OK-Robot developed by Meta and New York University: tea-pouring robot has emerged
In a family environment, family members are often asked to get the remote control on the TV cabinet. Sometimes even pet dogs are not immune. But there are always times when people are in situations where they are unable to control others. And pet dogs may not be able to understand the instructions. Human beings' expectation of robots is to help complete these chores. This is our ultimate dream for robots.
Recently, New York University and Meta collaborated to develop a robot with the ability to act autonomously. When you tell it: "Please put the cornflakes on the table on the bedside table," it will successfully complete the task by independently searching for the cornflakes and planning the best route and corresponding actions. In addition, the robot also has the ability to organize items and handle garbage to provide you with convenience.
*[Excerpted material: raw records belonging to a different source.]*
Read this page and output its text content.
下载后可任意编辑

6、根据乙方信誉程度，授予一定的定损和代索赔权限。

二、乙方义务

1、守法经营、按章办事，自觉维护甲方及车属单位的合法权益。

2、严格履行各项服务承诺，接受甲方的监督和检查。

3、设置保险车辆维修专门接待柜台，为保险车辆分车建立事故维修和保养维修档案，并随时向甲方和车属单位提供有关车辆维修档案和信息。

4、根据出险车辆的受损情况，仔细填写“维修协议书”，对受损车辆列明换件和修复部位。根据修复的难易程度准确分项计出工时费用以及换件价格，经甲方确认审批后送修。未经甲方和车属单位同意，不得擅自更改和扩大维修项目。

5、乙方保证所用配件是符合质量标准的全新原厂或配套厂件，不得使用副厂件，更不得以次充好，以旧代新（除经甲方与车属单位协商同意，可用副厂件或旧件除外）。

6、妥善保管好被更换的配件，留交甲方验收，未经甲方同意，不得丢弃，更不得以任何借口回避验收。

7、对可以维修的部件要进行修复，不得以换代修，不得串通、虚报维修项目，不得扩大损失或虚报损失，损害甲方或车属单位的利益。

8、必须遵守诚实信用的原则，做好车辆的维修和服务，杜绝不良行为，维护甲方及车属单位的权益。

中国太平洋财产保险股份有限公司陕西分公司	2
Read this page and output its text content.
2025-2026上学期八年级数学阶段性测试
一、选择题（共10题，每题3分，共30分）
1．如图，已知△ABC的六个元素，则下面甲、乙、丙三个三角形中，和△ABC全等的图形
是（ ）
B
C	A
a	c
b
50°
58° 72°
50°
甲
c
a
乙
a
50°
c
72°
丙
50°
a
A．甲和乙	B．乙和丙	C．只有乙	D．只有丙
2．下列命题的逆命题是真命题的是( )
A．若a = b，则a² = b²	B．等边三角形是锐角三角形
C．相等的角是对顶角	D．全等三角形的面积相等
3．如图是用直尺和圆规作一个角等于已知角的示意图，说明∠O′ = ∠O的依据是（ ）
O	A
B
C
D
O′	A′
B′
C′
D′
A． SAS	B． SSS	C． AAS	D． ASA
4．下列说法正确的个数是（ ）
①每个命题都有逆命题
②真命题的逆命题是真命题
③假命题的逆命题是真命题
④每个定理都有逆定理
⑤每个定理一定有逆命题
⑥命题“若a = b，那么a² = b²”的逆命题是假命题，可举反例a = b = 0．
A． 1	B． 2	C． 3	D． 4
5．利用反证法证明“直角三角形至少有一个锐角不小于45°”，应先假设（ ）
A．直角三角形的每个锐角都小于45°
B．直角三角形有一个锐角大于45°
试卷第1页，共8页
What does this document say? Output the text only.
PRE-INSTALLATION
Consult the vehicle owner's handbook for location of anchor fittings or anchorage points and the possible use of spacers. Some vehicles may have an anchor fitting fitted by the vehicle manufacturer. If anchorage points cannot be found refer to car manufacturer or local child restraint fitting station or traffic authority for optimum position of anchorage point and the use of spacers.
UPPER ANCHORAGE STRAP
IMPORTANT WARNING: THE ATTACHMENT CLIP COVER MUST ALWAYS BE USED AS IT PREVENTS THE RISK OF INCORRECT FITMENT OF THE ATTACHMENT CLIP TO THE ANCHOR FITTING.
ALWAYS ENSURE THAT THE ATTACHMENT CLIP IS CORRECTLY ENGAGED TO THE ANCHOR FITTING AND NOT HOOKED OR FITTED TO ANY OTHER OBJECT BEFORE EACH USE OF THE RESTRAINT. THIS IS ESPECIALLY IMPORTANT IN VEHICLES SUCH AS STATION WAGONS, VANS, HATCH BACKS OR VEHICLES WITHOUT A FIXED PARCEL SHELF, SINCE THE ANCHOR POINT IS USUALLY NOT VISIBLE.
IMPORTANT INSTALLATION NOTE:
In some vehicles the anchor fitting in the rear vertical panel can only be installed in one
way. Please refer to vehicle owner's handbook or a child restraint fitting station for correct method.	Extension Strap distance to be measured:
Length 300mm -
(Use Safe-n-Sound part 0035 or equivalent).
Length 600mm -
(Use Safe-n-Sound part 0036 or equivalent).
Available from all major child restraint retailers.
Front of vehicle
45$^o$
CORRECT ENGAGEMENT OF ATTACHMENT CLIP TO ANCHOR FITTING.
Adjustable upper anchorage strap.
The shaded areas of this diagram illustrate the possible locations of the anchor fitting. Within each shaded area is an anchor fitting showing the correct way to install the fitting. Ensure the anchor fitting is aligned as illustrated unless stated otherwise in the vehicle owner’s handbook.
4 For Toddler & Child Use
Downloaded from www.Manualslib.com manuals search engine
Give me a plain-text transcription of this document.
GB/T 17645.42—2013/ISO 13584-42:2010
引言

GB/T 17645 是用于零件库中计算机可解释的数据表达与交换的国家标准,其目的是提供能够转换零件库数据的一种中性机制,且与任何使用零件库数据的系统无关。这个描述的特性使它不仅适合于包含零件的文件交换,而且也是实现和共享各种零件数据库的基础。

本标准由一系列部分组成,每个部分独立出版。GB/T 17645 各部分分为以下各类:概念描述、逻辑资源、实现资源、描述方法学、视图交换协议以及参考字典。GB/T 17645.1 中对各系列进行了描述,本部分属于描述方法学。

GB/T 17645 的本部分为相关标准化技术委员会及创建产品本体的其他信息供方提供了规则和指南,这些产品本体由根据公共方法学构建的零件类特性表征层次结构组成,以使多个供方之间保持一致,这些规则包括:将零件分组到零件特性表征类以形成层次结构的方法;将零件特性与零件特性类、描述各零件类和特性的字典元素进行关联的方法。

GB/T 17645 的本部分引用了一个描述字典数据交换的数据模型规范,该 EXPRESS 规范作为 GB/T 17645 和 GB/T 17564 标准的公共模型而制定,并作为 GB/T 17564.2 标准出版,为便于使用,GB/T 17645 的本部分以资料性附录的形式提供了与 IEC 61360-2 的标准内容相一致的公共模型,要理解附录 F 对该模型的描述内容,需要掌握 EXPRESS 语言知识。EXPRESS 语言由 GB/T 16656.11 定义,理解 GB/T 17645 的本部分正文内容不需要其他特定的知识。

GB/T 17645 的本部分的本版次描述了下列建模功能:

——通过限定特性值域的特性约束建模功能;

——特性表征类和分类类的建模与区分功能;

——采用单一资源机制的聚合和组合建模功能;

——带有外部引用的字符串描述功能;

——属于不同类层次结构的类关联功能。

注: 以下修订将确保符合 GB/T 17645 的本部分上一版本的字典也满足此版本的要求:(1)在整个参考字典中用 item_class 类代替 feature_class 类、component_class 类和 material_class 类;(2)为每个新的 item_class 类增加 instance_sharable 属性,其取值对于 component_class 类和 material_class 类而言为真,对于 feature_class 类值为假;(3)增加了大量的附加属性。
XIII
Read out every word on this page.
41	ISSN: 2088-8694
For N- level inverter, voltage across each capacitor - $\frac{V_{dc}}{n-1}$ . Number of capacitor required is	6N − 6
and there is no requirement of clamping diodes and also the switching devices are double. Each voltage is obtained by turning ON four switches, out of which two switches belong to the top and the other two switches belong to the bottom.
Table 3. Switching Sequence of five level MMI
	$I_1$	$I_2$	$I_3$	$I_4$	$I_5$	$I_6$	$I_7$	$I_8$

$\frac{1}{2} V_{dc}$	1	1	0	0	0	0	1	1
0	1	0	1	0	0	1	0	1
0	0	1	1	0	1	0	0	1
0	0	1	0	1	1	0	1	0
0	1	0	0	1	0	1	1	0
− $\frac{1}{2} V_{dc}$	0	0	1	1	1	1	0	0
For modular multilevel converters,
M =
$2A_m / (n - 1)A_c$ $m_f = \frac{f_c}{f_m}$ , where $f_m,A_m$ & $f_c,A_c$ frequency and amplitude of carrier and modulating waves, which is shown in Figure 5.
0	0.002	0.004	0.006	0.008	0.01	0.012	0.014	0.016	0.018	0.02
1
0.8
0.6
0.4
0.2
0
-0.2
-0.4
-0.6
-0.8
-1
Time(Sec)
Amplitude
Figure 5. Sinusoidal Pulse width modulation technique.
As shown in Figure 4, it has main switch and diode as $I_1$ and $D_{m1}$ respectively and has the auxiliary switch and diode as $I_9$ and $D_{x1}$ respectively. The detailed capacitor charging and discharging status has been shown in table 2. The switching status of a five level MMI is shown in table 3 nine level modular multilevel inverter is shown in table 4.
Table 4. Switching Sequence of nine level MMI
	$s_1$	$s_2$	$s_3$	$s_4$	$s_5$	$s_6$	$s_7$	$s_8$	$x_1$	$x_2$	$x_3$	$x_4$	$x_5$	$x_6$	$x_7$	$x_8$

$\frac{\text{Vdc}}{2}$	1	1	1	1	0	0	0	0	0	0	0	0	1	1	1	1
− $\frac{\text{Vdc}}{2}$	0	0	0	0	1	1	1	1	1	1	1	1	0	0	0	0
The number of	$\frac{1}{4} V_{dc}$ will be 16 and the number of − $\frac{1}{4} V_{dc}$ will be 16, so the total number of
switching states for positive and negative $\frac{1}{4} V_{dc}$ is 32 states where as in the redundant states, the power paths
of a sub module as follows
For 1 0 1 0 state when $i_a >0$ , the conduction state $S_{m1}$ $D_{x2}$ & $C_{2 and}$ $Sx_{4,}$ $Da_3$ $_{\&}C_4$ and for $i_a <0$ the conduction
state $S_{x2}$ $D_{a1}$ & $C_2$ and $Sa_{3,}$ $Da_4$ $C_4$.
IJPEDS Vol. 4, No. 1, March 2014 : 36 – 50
#This robot is called OK-Robot and was built by researchers from New York University and Meta. They integrated the basic modules of visual language model, navigation and grasping into an open knowledge-based framework to provide a solution for efficient pick-and-place operations of robots. This means that when we get older, buying a robot to help us serve tea and pour water may become a reality.
OK-Robot’s “open knowledge” positioning refers to its learning model trained on large public data sets. When OK-Robot is placed in a new home environment, it fetches scan results from the iPhone. Based on these scans, it computes dense visual language representations using LangSam and CLIP and stores them in semantic memory. Then, when given a linguistic query for an object to be picked up, the linguistic representation of the query is matched against semantic memory. Next, OK-Robot will gradually apply the navigation and picking modules, move to the required object and pick it up. A similar process can be used for discarding objects.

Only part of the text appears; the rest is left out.